Ketika kita memperlakukan diri kita dengan terbiasa ‘tidak baik’, maka akan menjadi satu momen atau jadi suatu hal, yang mungkin sangat tidak nyaman bagi orang-orang yang ‘sadar-enggak sadar’ lari atau berusaha lari dari dirinya sendiri, berusaha lari dari perasaannya sendiri, berusaha lari dari PR PR sendiri kayak yang biasanya ‘cuek’in diri. Misalnya ada beberapa orang yang punya ‘copying skill’ itu berupa misalnya ‘kalau sakit udahlah jangan dirasa-rasa’. Nah itu, Insyaallah pas lagi puasa tuh kerasa banget, sakit-sakitnya muncul, dan akan terus bakalan gitu.

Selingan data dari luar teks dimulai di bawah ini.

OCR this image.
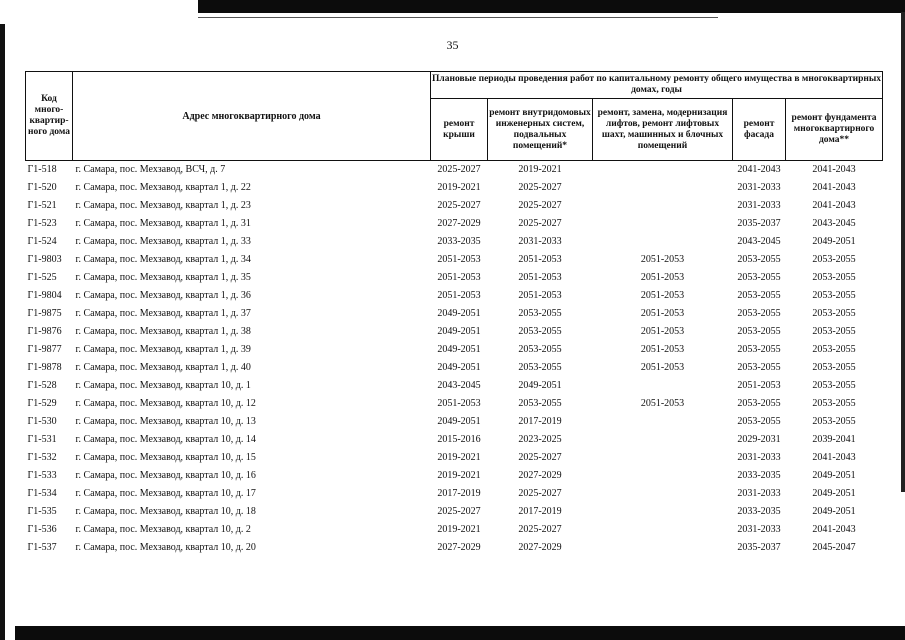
35
Код много-квартир-ного дома	Адрес многоквартирного дома	Плановые периоды проведения работ по капитальному ремонту общего имущества в многоквартирных домах, годы				
		ремонт крыши	ремонт внутридомовых инженерных систем, подвальных помещений*	ремонт, замена, модернизация лифтов, ремонт лифтовых шахт, машинных и блочных помещений	ремонт фасада	ремонт фундамента многоквартирного дома**
Г1-518	г. Самара, пос. Мехзавод, ВСЧ, д. 7	2025-2027	2019-2021		2041-2043	2041-2043
Г1-520	г. Самара, пос. Мехзавод, квартал 1, д. 22	2019-2021	2025-2027		2031-2033	2041-2043
Г1-521	г. Самара, пос. Мехзавод, квартал 1, д. 23	2025-2027	2025-2027		2031-2033	2041-2043
Г1-523	г. Самара, пос. Мехзавод, квартал 1, д. 31	2027-2029	2025-2027		2035-2037	2043-2045
Г1-524	г. Самара, пос. Мехзавод, квартал 1, д. 33	2033-2035	2031-2033		2043-2045	2049-2051
Г1-9803	г. Самара, пос. Мехзавод, квартал 1, д. 34	2051-2053	2051-2053	2051-2053	2053-2055	2053-2055
Г1-525	г. Самара, пос. Мехзавод, квартал 1, д. 35	2051-2053	2051-2053	2051-2053	2053-2055	2053-2055
Г1-9804	г. Самара, пос. Мехзавод, квартал 1, д. 36	2051-2053	2051-2053	2051-2053	2053-2055	2053-2055
Г1-9875	г. Самара, пос. Мехзавод, квартал 1, д. 37	2049-2051	2053-2055	2051-2053	2053-2055	2053-2055
Г1-9876	г. Самара, пос. Мехзавод, квартал 1, д. 38	2049-2051	2053-2055	2051-2053	2053-2055	2053-2055
Г1-9877	г. Самара, пос. Мехзавод, квартал 1, д. 39	2049-2051	2053-2055	2051-2053	2053-2055	2053-2055
Г1-9878	г. Самара, пос. Мехзавод, квартал 1, д. 40	2049-2051	2053-2055	2051-2053	2053-2055	2053-2055
Г1-528	г. Самара, пос. Мехзавод, квартал 10, д. 1	2043-2045	2049-2051		2051-2053	2053-2055
Г1-529	г. Самара, пос. Мехзавод, квартал 10, д. 12	2051-2053	2053-2055	2051-2053	2053-2055	2053-2055
Г1-530	г. Самара, пос. Мехзавод, квартал 10, д. 13	2049-2051	2017-2019		2053-2055	2053-2055
Г1-531	г. Самара, пос. Мехзавод, квартал 10, д. 14	2015-2016	2023-2025		2029-2031	2039-2041
Г1-532	г. Самара, пос. Мехзавод, квартал 10, д. 15	2019-2021	2025-2027		2031-2033	2041-2043
Г1-533	г. Самара, пос. Мехзавод, квартал 10, д. 16	2019-2021	2027-2029		2033-2035	2049-2051
Г1-534	г. Самара, пос. Мехзавод, квартал 10, д. 17	2017-2019	2025-2027		2031-2033	2049-2051
Г1-535	г. Самара, пос. Мехзавод, квартал 10, д. 18	2025-2027	2017-2019		2033-2035	2049-2051
Г1-536	г. Самара, пос. Мехзавод, квартал 10, д. 2	2019-2021	2025-2027		2031-2033	2041-2043
Г1-537	г. Самара, пос. Мехзавод, квартал 10, д. 20	2027-2029	2027-2029		2035-2037	2045-2047
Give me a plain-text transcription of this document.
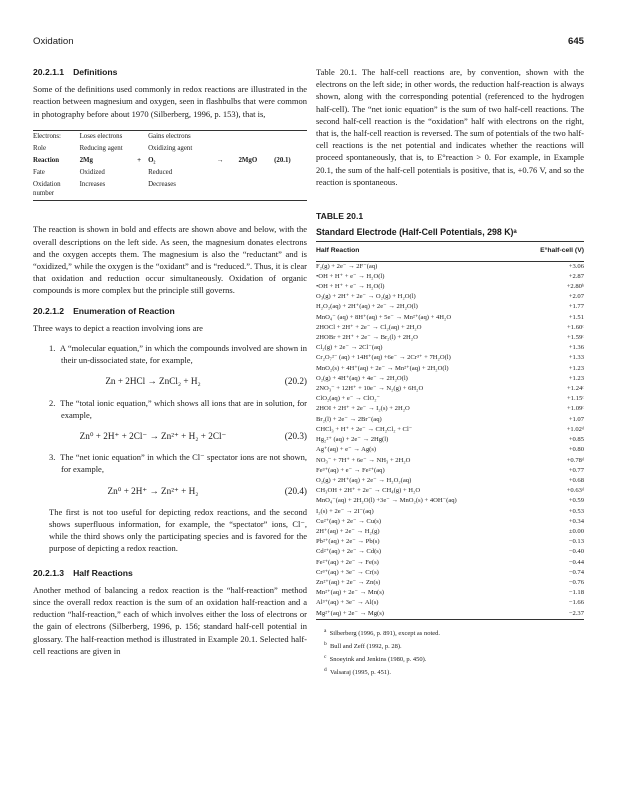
Oxidation	645
20.2.1.1 Definitions

Some of the definitions used commonly in redox reactions are illustrated in the reaction between magnesium and oxygen, seen in flashbulbs that were common in photography before about 1970 (Silberberg, 1996, p. 153), that is,

Electrons:	Loses electrons		Gains electrons			
Role	Reducing agent		Oxidizing agent			
Reaction	2Mg	+	O₂	→	2MgO	(20.1)
Fate	Oxidized		Reduced			
Oxidation number	Increases		Decreases			

The reaction is shown in bold and effects are shown above and below, with the overall descriptions on the left side. As seen, the magnesium donates electrons and the oxygen accepts them. The magnesium is also the “reductant” and is “oxidized,” while the oxygen is the “oxidant” and is “reduced.”. Thus, it is clear that oxidation and reduction occur simultaneously. Oxidation of organic compounds is more complex but the principle still governs.

20.2.1.2 Enumeration of Reaction

Three ways to depict a reaction involving ions are

1. A “molecular equation,” in which the compounds involved are shown in their un-dissociated state, for example,
Zn + 2HCl → ZnCl₂ + H₂	(20.2)
2. The “total ionic equation,” which shows all ions that are in solution, for example,
Zn⁰ + 2H⁺ + 2Cl⁻ → Zn²⁺ + H₂ + 2Cl⁻	(20.3)
3. The “net ionic equation” in which the Cl⁻ spectator ions are not shown, for example,
Zn⁰ + 2H⁺ → Zn²⁺ + H₂	(20.4)

The first is not too useful for depicting redox reactions, and the second shows superfluous information, for example, the “spectator” ions, Cl⁻, while the third shows only the participating species and is favored for the purpose of depicting a redox reaction.

20.2.1.3 Half Reactions

Another method of balancing a redox reaction is the “half-reaction” method since the overall redox reaction is the sum of an oxidation half-reaction and a reduction “half-reaction,” each of which involves either the loss of electrons or the gain of electrons (Silberberg, 1996, p. 156; standard half-cell potential in glossary. The half-reaction method is illustrated in Example 20.1. Selected half-cell reactions are given in

Table 20.1. The half-cell reactions are, by convention, shown with the electrons on the left side; in other words, the reduction half-reaction is always shown, along with the corresponding potential (referenced to the hydrogen half-cell). The “net ionic equation” is the sum of two half-cell reactions. The second half-cell reaction is the “oxidation” half with electrons on the right, that is, the half-cell reaction is reversed. The sum of potentials of the two half-cell reactions is the net potential and indicates whether the reactions will proceed spontaneously, that is, to E°reaction > 0. For example, in Example 20.1, the sum of the half-cell potentials is positive, that is, +0.76 V, and so the reaction is spontaneous.

TABLE 20.1
Standard Electrode (Half-Cell Potentials, 298 K)ᵃ
Half Reaction	E°half-cell (V)
F₂(g) + 2e⁻ → 2F⁻(aq)	+3.06
•OH + H⁺ + e⁻ → H₂O(l)	+2.87
•OH + H⁺ + e⁻ → H₂O(l)	+2.80ᵇ
O₃(g) + 2H⁺ + 2e⁻ → O₂(g) + H₂O(l)	+2.07
H₂O₂(aq) + 2H⁺(aq) + 2e⁻ → 2H₂O(l)	+1.77
MnO₄⁻ (aq) + 8H⁺(aq) + 5e⁻ → Mn²⁺(aq) + 4H₂O	+1.51
2HOCl + 2H⁺ + 2e⁻ → Cl₂(aq) + 2H₂O	+1.60ᶜ
2HOBr + 2H⁺ + 2e⁻ → Br₂(l) + 2H₂O	+1.59ᶜ
Cl₂(g) + 2e⁻ → 2Cl⁻(aq)	+1.36
Cr₂O₇²⁻ (aq) + 14H⁺(aq) +6e⁻ → 2Cr³⁺ + 7H₂O(l)	+1.33
MnO₂(s) + 4H⁺(aq) + 2e⁻ → Mn²⁺(aq) + 2H₂O(l)	+1.23
O₂(g) + 4H⁺(aq) + 4e⁻ → 2H₂O(l)	+1.23
2NO₃⁻ + 12H⁺ + 10e⁻ → N₂(g) + 6H₂O	+1.24ᶜ
ClO₂(aq) + e⁻ → ClO₂⁻	+1.15ᶜ
2HOI + 2H⁺ + 2e⁻ → I₂(s) + 2H₂O	+1.09ᶜ
Br₂(l) + 2e⁻ → 2Br⁻(aq)	+1.07
CHCl₃ + H⁺ + 2e⁻ → CH₂Cl₂ + Cl⁻	+1.02ᵈ
Hg₂²⁺ (aq) + 2e⁻ → 2Hg(l)	+0.85
Ag⁺(aq) + e⁻ → Ag(s)	+0.80
NO₃⁻ + 7H⁺ + 6e⁻ → NH₃ + 2H₂O	+0.78ᵈ
Fe³⁺(aq) + e⁻ → Fe²⁺(aq)	+0.77
O₂(g) + 2H⁺(aq) + 2e⁻ → H₂O₂(aq)	+0.68
CH₃OH + 2H⁺ + 2e⁻ → CH₄(g) + H₂O	+0.63ᵈ
MnO₄⁻(aq) + 2H₂O(l) +3e⁻ → MnO₂(s) + 4OH⁻(aq)	+0.59
I₂(s) + 2e⁻ → 2I⁻(aq)	+0.53
Cu²⁺(aq) + 2e⁻ → Cu(s)	+0.34
2H⁺(aq) + 2e⁻ → H₂(g)	±0.00
Pb²⁺(aq) + 2e⁻ → Pb(s)	−0.13
Cd²⁺(aq) + 2e⁻ → Cd(s)	−0.40
Fe²⁺(aq) + 2e⁻ → Fe(s)	−0.44
Cr³⁺(aq) + 3e⁻ → Cr(s)	−0.74
Zn²⁺(aq) + 2e⁻ → Zn(s)	−0.76
Mn²⁺(aq) + 2e⁻ → Mn(s)	−1.18
Al³⁺(aq) + 3e⁻ → Al(s)	−1.66
Mg²⁺(aq) + 2e⁻ → Mg(s)	−2.37
$^a$  Silberberg (1996, p. 891), except as noted.
$^b$  Bull and Zeff (1992, p. 28).
$^c$  Snoeyink and Jenkins (1980, p. 450).
$^d$  Valsaraj (1995, p. 451).
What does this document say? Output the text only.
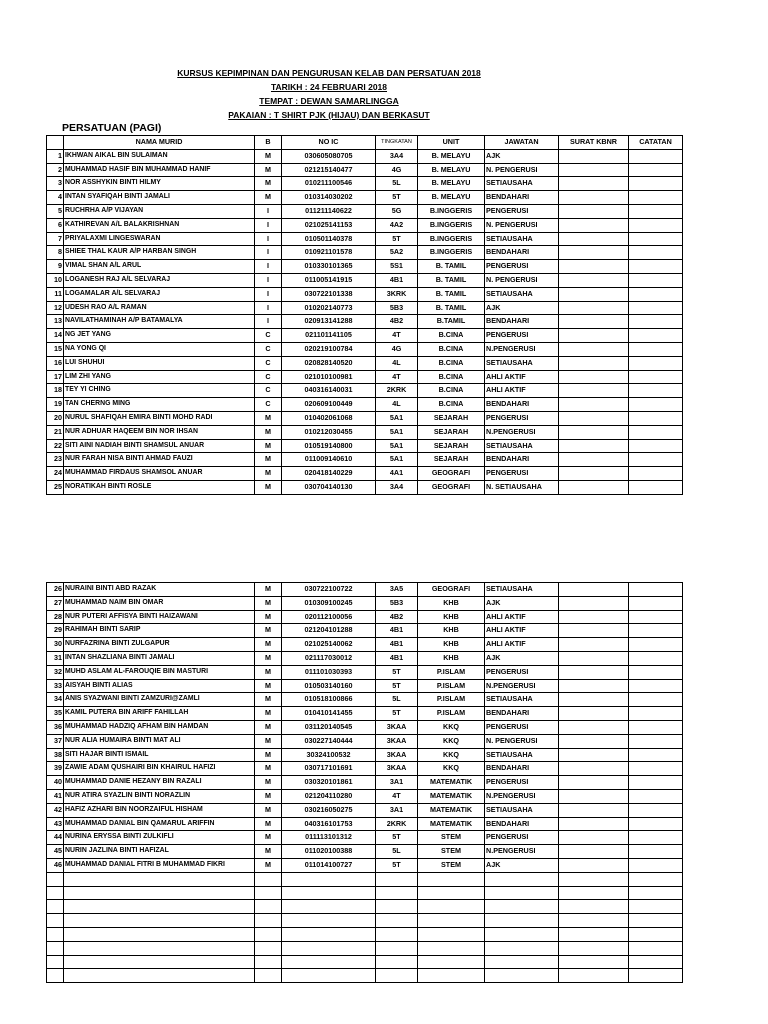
KURSUS KEPIMPINAN DAN PENGURUSAN KELAB DAN PERSATUAN 2018
TARIKH : 24 FEBRUARI 2018
TEMPAT : DEWAN SAMARLINGGA
PAKAIAN : T SHIRT PJK (HIJAU) DAN BERKASUT
PERSATUAN (PAGI)
	NAMA MURID	B	NO IC	TINGKATAN	UNIT	JAWATAN	SURAT KBNR	CATATAN
1	IKHWAN AIKAL BIN SULAIMAN	M	030605080705	3A4	B. MELAYU	AJK		
2	MUHAMMAD HASIF BIN MUHAMMAD HANIF	M	021215140477	4G	B. MELAYU	N. PENGERUSI		
3	NOR ASSHYKIN BINTI HILMY	M	010211100546	5L	B. MELAYU	SETIAUSAHA		
4	INTAN SYAFIQAH BINTI JAMALI	M	010314030202	5T	B. MELAYU	BENDAHARI		
5	RUCHRHA A/P VIJAYAN	I	011211140622	5G	B.INGGERIS	PENGERUSI		
6	KATHIREVAN A/L BALAKRISHNAN	I	021025141153	4A2	B.INGGERIS	N. PENGERUSI		
7	PRIYALAXMI LINGESWARAN	I	010501140378	5T	B.INGGERIS	SETIAUSAHA		
8	SHIEE THAL KAUR A/P HARBAN SINGH	I	010921101578	5A2	B.INGGERIS	BENDAHARI		
9	VIMAL SHAN A/L ARUL	I	010330101365	5S1	B. TAMIL	PENGERUSI		
10	LOGANESH RAJ A/L SELVARAJ	I	011005141915	4B1	B. TAMIL	N. PENGERUSI		
11	LOGAMALAR A/L SELVARAJ	I	030722101338	3KRK	B. TAMIL	SETIAUSAHA		
12	UDESH RAO A/L RAMAN	I	010202140773	5B3	B. TAMIL	AJK		
13	NAVILATHAMINAH A/P BATAMALYA	I	020913141288	4B2	B.TAMIL	BENDAHARI		
14	NG JET YANG	C	021101141105	4T	B.CINA	PENGERUSI		
15	NA YONG QI	C	020219100784	4G	B.CINA	N.PENGERUSI		
16	LUI SHUHUI	C	020828140520	4L	B.CINA	SETIAUSAHA		
17	LIM ZHI YANG	C	021010100981	4T	B.CINA	AHLI AKTIF		
18	TEY YI CHING	C	040316140031	2KRK	B.CINA	AHLI AKTIF		
19	TAN CHERNG MING	C	020609100449	4L	B.CINA	BENDAHARI		
20	NURUL SHAFIQAH EMIRA BINTI MOHD RADI	M	010402061068	5A1	SEJARAH	PENGERUSI		
21	NUR ADHUAR HAQEEM BIN NOR IHSAN	M	010212030455	5A1	SEJARAH	N.PENGERUSI		
22	SITI AINI NADIAH BINTI SHAMSUL ANUAR	M	010519140800	5A1	SEJARAH	SETIAUSAHA		
23	NUR FARAH NISA BINTI AHMAD FAUZI	M	011009140610	5A1	SEJARAH	BENDAHARI		
24	MUHAMMAD FIRDAUS SHAMSOL ANUAR	M	020418140229	4A1	GEOGRAFI	PENGERUSI		
25	NORATIKAH BINTI ROSLE	M	030704140130	3A4	GEOGRAFI	N. SETIAUSAHA		
26	NURAINI BINTI ABD RAZAK	M	030722100722	3A5	GEOGRAFI	SETIAUSAHA		
27	MUHAMMAD NAIM BIN OMAR	M	010309100245	5B3	KHB	AJK		
28	NUR PUTERI AFFISYA BINTI HAIZAWANI	M	020112100056	4B2	KHB	AHLI AKTIF		
29	RAHIMAH BINTI SARIP	M	021204101288	4B1	KHB	AHLI AKTIF		
30	NURFAZRINA BINTI ZULGAPUR	M	021025140062	4B1	KHB	AHLI AKTIF		
31	INTAN SHAZLIANA BINTI JAMALI	M	021117030012	4B1	KHB	AJK		
32	MUHD ASLAM AL-FAROUQIE BIN MASTURI	M	011101030393	5T	P.ISLAM	PENGERUSI		
33	AISYAH BINTI ALIAS	M	010503140160	5T	P.ISLAM	N.PENGERUSI		
34	ANIS SYAZWANI BINTI ZAMZURI@ZAMLI	M	010518100866	5L	P.ISLAM	SETIAUSAHA		
35	KAMIL PUTERA BIN ARIFF FAHILLAH	M	010410141455	5T	P.ISLAM	BENDAHARI		
36	MUHAMMAD HADZIQ AFHAM BIN HAMDAN	M	031120140545	3KAA	KKQ	PENGERUSI		
37	NUR ALIA HUMAIRA BINTI MAT ALI	M	030227140444	3KAA	KKQ	N. PENGERUSI		
38	SITI HAJAR BINTI ISMAIL	M	30324100532	3KAA	KKQ	SETIAUSAHA		
39	ZAWIE ADAM QUSHAIRI BIN KHAIRUL HAFIZI	M	030717101691	3KAA	KKQ	BENDAHARI		
40	MUHAMMAD DANIE HEZANY BIN RAZALI	M	030320101861	3A1	MATEMATIK	PENGERUSI		
41	NUR ATIRA SYAZLIN BINTI NORAZLIN	M	021204110280	4T	MATEMATIK	N.PENGERUSI		
42	HAFIZ AZHARI BIN NOORZAIFUL HISHAM	M	030216050275	3A1	MATEMATIK	SETIAUSAHA		
43	MUHAMMAD DANIAL BIN QAMARUL ARIFFIN	M	040316101753	2KRK	MATEMATIK	BENDAHARI		
44	NURINA ERYSSA BINTI ZULKIFLI	M	011113101312	5T	STEM	PENGERUSI		
45	NURIN JAZLINA BINTI HAFIZAL	M	011020100388	5L	STEM	N.PENGERUSI		
46	MUHAMMAD DANIAL FITRI B MUHAMMAD FIKRI	M	011014100727	5T	STEM	AJK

Ada orang-orang yang salah satu kekhawatiran mereka kalau memulai puasa. Terutama di bagian awal-awal puasa itu biasanya kalau punya penyakit-penyakit pencernaan, biasanya kambuh. Jadi iya, itulah termasuk PR yang kita abaikan di hari-hari sebelumnya, itu kalau adanya extra degree of self awareness. Sebenarnya kalau di sisi spiritual, kita bisa melihatnya Ini adalah cara Allah untuk melalui diri kita sendiri sehingga dengan adanya puasa (dan ini baru satu yang bisa kuasa kita lakukan kepada tubuh kita, ini tuh baru extra degree of self awareness, dan masih banyak banget keutamaan puasa lainnya dan kebaikan kebaikan puasa lainnya). Ya, maksudnya melalui syariat ini, yang dari Allah yang Maha Agung dan Maha bijaksana ini sebenarnya kita tuh diberikan kesempatan untuk lebih mudah aware sama diri kita sendiri.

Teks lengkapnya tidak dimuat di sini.